State shortfall not as bad as feared: Nearly a year after the first coronavirus-related lockdowns, data show that the impact on most state budgets has been far less devastating than early forecasts had warned.

“Early in the pandemic, state and local governments appeared to be in danger of losing hundreds of billions of dollars — or by some estimates upwards of $1 trillion — in revenue,” the Committee for a Responsible Federal Budget noted recently. “This worst-case scenario has thankfully been avoided, due in large part to the robust federal response and a relatively strong but uneven partial economic recovery. While some state and local governments are still hurting, others are doing quite well and hardly any are doing as badly as feared.”

As Mary Williams Walsh of The New York Times reports, The Urban-Brookings Tax Policy Center has found that total state revenues from April through December were down just 1.8% compared to the same period in 2019.

An analysis by Moody’s Analytics economist Mark Zandi pegged the state and local shortfall at about $60 billion through fiscal year 2022 (including the federal aid already approved). By contrast, a January analysis by the left-leaning Center on Budget and Policy Priorities said that states, localities, tribal nations and U.S. territories face total shortfalls of about $300 billion through fiscal year 2022 (again, after factoring in previously approved aid).

“Most states (34) still project lower revenues for the current fiscal year than they expected before the pandemic struck, our analysis of these data indicates,” the center’s Michael Leachman and Elizabeth McNichol wrote in a report published last week. “In some cases, the forecasts are much lower.”

Better targeting? Sen.

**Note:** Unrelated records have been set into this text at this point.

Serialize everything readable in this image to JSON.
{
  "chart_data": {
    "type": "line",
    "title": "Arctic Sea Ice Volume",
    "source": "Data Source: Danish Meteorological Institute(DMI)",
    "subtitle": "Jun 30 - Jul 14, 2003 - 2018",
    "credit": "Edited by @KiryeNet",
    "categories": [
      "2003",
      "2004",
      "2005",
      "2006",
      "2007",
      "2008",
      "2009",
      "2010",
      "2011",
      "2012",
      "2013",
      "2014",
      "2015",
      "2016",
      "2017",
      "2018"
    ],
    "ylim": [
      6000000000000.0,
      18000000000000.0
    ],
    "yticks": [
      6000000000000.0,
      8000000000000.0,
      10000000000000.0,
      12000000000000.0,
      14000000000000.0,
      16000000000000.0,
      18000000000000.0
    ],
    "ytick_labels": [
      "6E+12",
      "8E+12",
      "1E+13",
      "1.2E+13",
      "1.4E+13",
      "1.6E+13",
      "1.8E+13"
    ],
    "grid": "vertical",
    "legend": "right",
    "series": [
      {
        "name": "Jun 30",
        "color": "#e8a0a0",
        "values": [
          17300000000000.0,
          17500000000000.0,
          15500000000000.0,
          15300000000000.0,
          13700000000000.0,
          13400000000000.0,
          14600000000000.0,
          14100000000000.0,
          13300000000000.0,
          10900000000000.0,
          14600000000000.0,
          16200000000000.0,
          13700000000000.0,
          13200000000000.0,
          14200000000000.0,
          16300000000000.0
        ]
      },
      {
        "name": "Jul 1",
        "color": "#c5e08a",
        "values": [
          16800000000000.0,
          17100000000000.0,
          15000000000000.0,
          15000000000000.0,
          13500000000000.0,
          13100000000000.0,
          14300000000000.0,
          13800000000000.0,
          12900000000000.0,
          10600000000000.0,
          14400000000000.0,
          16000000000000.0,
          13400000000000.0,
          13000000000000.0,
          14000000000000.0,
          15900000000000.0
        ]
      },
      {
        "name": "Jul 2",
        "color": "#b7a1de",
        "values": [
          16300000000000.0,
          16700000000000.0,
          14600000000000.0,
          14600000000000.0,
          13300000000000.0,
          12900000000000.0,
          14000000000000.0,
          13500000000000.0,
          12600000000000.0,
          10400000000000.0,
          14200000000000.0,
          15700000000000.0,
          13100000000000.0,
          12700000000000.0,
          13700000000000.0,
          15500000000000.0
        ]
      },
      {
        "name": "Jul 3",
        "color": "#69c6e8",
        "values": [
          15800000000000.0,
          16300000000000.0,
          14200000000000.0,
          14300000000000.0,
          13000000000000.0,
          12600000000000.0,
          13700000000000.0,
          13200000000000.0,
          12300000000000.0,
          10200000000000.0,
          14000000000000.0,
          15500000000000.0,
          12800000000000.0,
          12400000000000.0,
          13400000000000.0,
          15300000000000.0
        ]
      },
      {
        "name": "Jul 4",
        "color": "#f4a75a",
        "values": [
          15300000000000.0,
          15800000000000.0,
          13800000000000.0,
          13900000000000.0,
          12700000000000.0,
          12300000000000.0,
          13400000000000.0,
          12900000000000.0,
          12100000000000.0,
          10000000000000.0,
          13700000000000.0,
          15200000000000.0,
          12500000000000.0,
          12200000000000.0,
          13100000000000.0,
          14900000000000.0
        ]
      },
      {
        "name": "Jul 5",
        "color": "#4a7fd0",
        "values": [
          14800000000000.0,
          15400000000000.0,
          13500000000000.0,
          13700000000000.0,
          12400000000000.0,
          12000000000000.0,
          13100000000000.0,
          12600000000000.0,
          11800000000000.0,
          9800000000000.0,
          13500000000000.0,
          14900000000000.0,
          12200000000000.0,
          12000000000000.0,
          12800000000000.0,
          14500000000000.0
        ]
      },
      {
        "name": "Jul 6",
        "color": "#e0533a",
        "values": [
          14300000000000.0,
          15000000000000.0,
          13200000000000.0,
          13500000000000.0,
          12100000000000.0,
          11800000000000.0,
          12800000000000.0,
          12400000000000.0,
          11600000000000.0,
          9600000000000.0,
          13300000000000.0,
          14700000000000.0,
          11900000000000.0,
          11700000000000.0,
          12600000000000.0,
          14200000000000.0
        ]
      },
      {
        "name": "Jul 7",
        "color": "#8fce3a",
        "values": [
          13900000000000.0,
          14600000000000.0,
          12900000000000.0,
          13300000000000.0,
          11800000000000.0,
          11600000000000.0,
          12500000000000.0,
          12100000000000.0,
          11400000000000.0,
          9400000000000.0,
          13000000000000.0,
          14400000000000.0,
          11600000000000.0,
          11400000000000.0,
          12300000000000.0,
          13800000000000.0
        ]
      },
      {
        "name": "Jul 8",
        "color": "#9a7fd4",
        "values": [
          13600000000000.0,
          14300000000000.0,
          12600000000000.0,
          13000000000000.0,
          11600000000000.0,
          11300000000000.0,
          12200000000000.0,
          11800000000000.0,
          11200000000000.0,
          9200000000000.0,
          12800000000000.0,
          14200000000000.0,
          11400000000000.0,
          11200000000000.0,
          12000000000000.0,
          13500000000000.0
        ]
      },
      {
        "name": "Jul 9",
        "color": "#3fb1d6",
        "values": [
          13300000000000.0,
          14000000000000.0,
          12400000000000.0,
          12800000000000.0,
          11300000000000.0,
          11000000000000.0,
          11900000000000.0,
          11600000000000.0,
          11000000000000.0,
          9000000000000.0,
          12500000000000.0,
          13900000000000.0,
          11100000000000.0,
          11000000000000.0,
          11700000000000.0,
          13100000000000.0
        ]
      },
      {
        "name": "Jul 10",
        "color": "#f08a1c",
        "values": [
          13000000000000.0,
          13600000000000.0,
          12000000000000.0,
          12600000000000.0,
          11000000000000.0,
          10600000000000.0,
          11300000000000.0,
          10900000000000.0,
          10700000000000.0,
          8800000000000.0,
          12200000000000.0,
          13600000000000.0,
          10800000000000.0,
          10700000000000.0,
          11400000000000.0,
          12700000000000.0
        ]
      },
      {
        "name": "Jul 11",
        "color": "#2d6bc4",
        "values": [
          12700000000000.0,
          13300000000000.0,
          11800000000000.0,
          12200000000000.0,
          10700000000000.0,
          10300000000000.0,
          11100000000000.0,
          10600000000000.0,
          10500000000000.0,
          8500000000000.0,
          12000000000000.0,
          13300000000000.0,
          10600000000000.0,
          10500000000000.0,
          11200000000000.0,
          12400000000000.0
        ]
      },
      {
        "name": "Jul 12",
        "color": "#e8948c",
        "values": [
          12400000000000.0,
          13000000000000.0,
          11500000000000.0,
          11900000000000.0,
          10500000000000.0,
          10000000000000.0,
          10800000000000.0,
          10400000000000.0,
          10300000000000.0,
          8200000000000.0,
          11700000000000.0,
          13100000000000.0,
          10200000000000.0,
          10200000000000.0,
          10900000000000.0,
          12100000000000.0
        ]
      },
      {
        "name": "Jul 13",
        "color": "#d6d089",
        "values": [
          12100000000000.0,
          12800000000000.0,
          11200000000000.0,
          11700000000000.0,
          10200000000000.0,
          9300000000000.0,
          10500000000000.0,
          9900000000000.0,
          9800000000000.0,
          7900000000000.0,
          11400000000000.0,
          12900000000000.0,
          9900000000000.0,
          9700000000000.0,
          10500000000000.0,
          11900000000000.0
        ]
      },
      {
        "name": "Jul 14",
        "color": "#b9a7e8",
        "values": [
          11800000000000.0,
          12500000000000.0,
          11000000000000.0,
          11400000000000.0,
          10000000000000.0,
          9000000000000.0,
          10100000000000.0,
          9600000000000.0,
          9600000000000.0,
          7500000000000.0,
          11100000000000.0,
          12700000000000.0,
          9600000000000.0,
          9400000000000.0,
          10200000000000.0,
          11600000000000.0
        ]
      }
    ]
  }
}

King and others have proposed directing some of the proposed $350 billion in aid for state and local governments toward investments to improve broadband, and some economists have suggested that repurposing some of the money for infrastructure could be more useful. “Say they would go to $150 billion for state and local aid — that would give them $150 billion for infrastructure,” Zandi told the Post.

Jason Furman, a former top economist in the Obama administration, similarly told the Post that the proposed $350 billion in aid exceeds the immediate need: “It should either be better defined by focusing on what it should be spent on, like infrastructure or broadband; what it should not be spent on (like tax cuts); or the total should be reduced.”

Some Democrats and economists argue that states’ pandemic-related costs are set to jump as they push to reopen schools and provide vaccinations — and that many local governments are hurting worse than states and still need significant help. Those backing a larger aid infusion also warn that the pandemic isn’t over yet, and emerging variants create new uncertainty and risk for budgets. And they note that the unequal economic toll of the pandemic, which has hurt lower-income workers far more than those higher up on the ladder, has both blunted state revenue losses and increased the need to spend, so that focusing only on better-than-expected revenues provides an incomplete picture.

On top of all that, they argue, the goal shouldn’t just be to restore the pre-pandemic status quo but to “build back better,” as President Biden put it — meaning that state and local investment plans should be updated. “They’ll need to hire back teachers, health care workers, and others to support a robust recovery,” CBPP said in its report. “Restoring that level of job loss will require some $40-50 billion alone.”